Congressional Inaction On Zika, Other Global Health Preparedness Funding Increases Risks Of Future Outbreaks, Media Sources Report

Medill National Security Reporting Project/VICE News: This U.S. government program may have stopped Ebola — but never had the funding it requested
“Six years ago, the scientist leading the U.S. government’s program to catch diseases before they turn into global pandemics went to Capitol Hill with a map of the world. Dr. Scott Dowell was meeting with key congressional staffers to warn them about what he believed were gaping holes in the system designed to detect and contain infectious disease outbreaks, before they could kill thousands or potentially millions of people. In 2010, Dowell was leading the much-touted Global Disease Detection Program at the headquarters of the U.S. Centers for Disease Control in Atlanta. Congress had established the GDD program in 2004, to ‘protect the health of Americans and the global community by developing and strengthening public health capacity to rapidly detect and respond to emerging infectious diseases and bioterrorist threats.’ … Dowell wasn’t the only one sounding the alarm…” (7/8).

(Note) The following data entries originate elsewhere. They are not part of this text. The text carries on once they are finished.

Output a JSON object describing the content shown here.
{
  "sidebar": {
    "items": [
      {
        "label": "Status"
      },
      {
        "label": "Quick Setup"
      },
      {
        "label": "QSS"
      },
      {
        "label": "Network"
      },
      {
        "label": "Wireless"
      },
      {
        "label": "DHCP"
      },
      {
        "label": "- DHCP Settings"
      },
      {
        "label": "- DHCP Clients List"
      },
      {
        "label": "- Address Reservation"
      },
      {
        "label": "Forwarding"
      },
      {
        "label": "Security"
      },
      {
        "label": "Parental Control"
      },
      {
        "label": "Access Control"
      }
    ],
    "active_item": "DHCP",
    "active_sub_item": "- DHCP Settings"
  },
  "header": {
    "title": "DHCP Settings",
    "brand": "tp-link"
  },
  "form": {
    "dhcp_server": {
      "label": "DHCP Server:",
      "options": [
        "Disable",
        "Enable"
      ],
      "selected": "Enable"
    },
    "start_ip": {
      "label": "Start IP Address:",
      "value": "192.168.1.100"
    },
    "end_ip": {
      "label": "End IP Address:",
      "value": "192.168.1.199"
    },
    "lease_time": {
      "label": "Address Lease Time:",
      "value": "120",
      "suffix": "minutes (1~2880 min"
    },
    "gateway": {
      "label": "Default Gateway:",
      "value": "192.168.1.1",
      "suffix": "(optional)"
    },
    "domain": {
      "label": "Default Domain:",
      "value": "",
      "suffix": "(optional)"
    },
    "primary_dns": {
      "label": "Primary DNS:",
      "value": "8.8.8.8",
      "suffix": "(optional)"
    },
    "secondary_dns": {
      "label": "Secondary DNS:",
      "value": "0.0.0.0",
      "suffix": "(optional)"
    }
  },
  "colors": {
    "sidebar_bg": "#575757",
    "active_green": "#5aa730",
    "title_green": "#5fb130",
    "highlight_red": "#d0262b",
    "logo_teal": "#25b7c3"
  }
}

POLITICO: Why Congress’s Zika impasse could awaken Ebola menace
“While Congress dithers over the advancing Zika virus, another smoldering epidemic keeps threatening to burst back into flame. Ebola. Emergency funds to fight that deadly virus may run out in October because they were poached to fight Zika … And that’s a major problem because while Ebola has subsided as a threat, it hasn’t ended. … [T]he idea that Ebola is ‘over’ has colored the increasingly partisan stalemate on how much to spend on Zika and where the money should come from…” (Allen, 7/9).

The KFF Daily Global Health Policy Report summarized news and information on global health policy from hundreds of sources, from May 2009 through December 2020. All summaries are archived and available via search.